Cenerentola non è più innocente
Nella riscrittura della Blichfeldt, Agnes (Cenerentola) non è più la vittima angelicata della tradizione. È una giovane donna che conosce la propria bellezza e la usa come strumento di sopravvivenza. Non è vergine, intrattiene una relazione con lo stalliere e sceglie il matrimonio col principe per necessità. La fiaba, così, si piega alla realtà: non c’è romanticismo, ma calcolo, rabbia e ambizione. Cenerentola non si salva grazie a un uomo, ma organizza da sola la propria ascesa, restando comunque prigioniera di un sistema che premia solo l’apparenza.

Nel percorso di Elvira, il body horror diventa metafora dell’autodistruzione imposta da standard estetici. La regista cita apertamente David Cronenberg, usando le mutazioni fisiche come simbolo delle ferite interiori e delle nevrosi sociali. Martelli, aghi, vermi e sangue diventano strumenti di un rito di passaggio collettivo: quello di tutte le donne cresciute credendo che per essere amate bisogna essere perfette. Elvira si mutila pur di entrare nella scarpetta – come nella fiaba dei Grimm – e la madre, in una scena di disperante lucidità, completa il gesto, diventando carnefice e vittima di una stessa ideologia.
È un momento di puro cinema viscerale, dove il dolore fisico si intreccia con quello psicologico, e lo spettatore sente ogni colpo come proprio. La visione di Elvira è potente grazie alle tecniche di regia di Blichfeldt. Tra soggettive, contrapposizione tra l’orrido e il decoroso, il percorso della sorellastra è accompagnato da una fotografia offuscata da tecniche artigianali che richiamano un’estetica anni ’60/’70 dell’Europa dell’Est. Girato in Polonia, tra i castelli di Gołuchow e Lubiaz, il film possiede un respiro mitologico e decadente, accentuato da una fotografia digitale “da pellicola” firmata da Marcel Zyskind.

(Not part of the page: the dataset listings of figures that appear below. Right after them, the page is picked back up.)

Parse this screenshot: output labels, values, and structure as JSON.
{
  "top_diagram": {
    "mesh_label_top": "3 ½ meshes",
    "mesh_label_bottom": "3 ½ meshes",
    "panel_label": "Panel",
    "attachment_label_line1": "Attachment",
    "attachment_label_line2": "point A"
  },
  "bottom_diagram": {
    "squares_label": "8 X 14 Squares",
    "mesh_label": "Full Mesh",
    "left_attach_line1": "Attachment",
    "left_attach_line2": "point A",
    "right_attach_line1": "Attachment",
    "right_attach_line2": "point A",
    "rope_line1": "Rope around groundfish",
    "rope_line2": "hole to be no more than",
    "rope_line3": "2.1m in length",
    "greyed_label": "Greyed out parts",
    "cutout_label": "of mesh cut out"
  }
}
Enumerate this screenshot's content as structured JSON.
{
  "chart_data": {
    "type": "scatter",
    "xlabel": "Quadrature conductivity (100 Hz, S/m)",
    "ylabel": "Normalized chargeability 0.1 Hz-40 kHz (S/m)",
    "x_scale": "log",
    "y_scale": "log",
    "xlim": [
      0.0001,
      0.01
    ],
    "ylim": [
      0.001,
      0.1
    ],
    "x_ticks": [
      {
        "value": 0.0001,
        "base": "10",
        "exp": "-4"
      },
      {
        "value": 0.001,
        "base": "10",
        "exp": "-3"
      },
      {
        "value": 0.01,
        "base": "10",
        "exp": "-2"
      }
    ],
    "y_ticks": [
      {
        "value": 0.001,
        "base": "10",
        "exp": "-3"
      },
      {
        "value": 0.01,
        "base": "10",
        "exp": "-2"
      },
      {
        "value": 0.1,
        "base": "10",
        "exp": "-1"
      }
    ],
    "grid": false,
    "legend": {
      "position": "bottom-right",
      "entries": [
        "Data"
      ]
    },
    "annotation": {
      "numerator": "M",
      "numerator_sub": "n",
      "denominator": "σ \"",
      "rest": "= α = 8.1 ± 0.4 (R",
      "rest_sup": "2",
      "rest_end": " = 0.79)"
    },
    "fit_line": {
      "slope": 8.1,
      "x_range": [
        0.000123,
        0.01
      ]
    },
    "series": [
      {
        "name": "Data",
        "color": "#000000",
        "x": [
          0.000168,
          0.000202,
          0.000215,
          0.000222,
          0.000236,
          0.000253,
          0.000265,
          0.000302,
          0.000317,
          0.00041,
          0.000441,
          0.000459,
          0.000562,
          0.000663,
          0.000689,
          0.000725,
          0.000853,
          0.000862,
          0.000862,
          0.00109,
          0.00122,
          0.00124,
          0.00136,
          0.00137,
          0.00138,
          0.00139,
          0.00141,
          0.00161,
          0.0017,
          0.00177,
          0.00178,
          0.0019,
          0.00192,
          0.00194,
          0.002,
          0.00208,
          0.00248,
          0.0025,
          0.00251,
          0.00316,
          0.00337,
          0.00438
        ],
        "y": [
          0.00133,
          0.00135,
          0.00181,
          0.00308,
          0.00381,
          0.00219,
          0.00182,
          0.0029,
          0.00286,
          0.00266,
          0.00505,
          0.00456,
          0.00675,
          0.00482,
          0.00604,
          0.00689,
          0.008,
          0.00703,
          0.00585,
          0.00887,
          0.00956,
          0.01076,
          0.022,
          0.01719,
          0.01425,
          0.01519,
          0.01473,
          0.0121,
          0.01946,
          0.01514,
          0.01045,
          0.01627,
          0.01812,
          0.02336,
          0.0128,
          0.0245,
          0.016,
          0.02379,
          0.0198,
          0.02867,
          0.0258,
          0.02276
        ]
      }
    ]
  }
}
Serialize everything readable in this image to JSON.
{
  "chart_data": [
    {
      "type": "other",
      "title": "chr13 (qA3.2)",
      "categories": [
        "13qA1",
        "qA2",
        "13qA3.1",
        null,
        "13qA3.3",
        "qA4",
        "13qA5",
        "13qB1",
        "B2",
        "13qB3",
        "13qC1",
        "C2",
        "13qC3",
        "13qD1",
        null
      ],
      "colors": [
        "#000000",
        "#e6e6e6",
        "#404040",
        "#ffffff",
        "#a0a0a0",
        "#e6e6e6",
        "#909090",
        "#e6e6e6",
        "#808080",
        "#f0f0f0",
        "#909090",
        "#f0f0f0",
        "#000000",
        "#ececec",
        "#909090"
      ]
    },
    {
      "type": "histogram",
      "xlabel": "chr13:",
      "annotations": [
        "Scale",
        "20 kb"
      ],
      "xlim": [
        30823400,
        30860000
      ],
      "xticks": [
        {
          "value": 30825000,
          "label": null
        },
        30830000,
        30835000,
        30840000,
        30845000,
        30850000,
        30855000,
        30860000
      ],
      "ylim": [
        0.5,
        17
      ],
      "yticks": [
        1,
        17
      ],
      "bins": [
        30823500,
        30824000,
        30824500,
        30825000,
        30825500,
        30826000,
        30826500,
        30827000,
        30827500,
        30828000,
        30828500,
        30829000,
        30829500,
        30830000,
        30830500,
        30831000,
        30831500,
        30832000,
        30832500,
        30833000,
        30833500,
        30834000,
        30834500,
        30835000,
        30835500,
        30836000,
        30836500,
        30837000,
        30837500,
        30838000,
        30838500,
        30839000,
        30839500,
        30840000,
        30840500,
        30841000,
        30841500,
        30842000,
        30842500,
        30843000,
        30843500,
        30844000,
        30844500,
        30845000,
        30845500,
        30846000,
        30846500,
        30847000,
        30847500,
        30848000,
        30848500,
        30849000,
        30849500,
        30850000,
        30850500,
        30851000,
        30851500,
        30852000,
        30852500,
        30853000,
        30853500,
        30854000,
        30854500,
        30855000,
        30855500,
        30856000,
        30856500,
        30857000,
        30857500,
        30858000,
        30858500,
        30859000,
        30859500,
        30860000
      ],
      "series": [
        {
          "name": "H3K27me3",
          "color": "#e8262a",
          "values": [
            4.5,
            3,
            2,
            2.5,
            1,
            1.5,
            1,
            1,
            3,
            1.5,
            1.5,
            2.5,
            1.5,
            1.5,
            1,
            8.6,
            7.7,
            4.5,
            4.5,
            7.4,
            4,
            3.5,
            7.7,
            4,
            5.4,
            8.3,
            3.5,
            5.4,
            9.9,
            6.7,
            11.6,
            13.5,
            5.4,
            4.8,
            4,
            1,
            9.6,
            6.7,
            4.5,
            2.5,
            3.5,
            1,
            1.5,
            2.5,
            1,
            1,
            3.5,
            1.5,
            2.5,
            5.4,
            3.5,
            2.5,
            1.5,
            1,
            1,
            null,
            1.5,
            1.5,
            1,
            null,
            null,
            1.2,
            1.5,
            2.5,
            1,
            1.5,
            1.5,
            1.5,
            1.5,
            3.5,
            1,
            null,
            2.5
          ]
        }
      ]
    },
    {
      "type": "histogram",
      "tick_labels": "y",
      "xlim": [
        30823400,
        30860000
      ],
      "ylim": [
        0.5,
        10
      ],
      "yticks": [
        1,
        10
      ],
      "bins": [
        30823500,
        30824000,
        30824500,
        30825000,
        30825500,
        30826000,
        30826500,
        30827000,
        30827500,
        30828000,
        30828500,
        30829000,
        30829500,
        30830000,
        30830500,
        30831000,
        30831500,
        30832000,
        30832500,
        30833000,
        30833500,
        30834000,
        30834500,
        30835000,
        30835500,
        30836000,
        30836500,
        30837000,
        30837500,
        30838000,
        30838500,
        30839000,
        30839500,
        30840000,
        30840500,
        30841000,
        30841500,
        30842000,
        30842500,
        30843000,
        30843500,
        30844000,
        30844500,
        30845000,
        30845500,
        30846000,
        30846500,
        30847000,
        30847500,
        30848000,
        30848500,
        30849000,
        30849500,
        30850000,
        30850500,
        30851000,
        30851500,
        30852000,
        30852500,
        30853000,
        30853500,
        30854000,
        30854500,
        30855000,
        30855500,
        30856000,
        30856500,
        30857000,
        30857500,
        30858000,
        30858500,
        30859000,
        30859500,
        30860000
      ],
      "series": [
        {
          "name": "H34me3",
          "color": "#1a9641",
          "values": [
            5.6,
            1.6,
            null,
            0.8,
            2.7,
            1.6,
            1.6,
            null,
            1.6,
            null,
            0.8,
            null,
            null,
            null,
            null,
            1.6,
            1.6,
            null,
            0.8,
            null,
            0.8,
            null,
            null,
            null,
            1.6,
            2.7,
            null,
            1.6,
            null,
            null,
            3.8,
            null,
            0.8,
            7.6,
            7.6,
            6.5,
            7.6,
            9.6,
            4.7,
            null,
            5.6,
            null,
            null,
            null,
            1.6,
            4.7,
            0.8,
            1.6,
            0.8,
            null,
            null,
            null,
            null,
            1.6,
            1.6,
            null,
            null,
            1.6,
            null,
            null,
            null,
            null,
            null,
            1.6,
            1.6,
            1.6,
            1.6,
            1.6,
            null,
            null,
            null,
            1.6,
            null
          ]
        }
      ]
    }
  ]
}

L’estetica fiabesca dell’incubo
Gli ambienti gotici, le luci naturali, i costumi artigianali e un realismo che sfiora l’allucinazione: sono questi gli ingredienti che rendono The Ugly Stepsister un eccellente body horror capace di divertire, far riflettere, emozionare ed empatizzare, mentre decostruisce la nostra idea di fiaba.
Un film che mette in discussione l’immaginario disneyano che per anni ci ha imposto un preconcetto: associare la bellezza alla bontà e la bruttezza alla cattiveria. Inoltre, i costumi, curati da Manon Rasmussen (collaboratrice storica di Lars von Trier), fondono l’estetica Disney con la moda ottocentesca, epoca in cui nasceva la chirurgia estetica.
La colonna sonora, firmata da Kaada con brani originali di Vilde Tuv, alterna atmosfere da fiaba malinconica a suoni contemporanei e disturbanti. Il risultato è un equilibrio tra lirismo e ironia, tra nostalgia e denuncia.

Una fiaba per tutte le sorellastre
Con The Ugly Stepsister, Emilie Blichfeldt costruisce un manifesto cinematografico sul potere tossico della bellezza, sull’educazione sentimentale delle donne e sulla crudeltà nascosta nei miti della femminilità. Il film non vuole sovvertire la fiaba, ma liberarla dai suoi archetipi, restituendo umanità alle “brutte”, alle escluse, alle non elette.
Come scrive la regista, “per quanto mi sforzassi, non sono mai riuscita a entrare nella scarpetta di Cenerentola, perché anch’io sono una sorellastra”. Ed è proprio lì, in quella confessione, che The Ugly Stepsister trova il suo cuore. Un grido collettivo di dolore e consapevolezza, rivolto a chiunque abbia mai sentito di non essere abbastanza.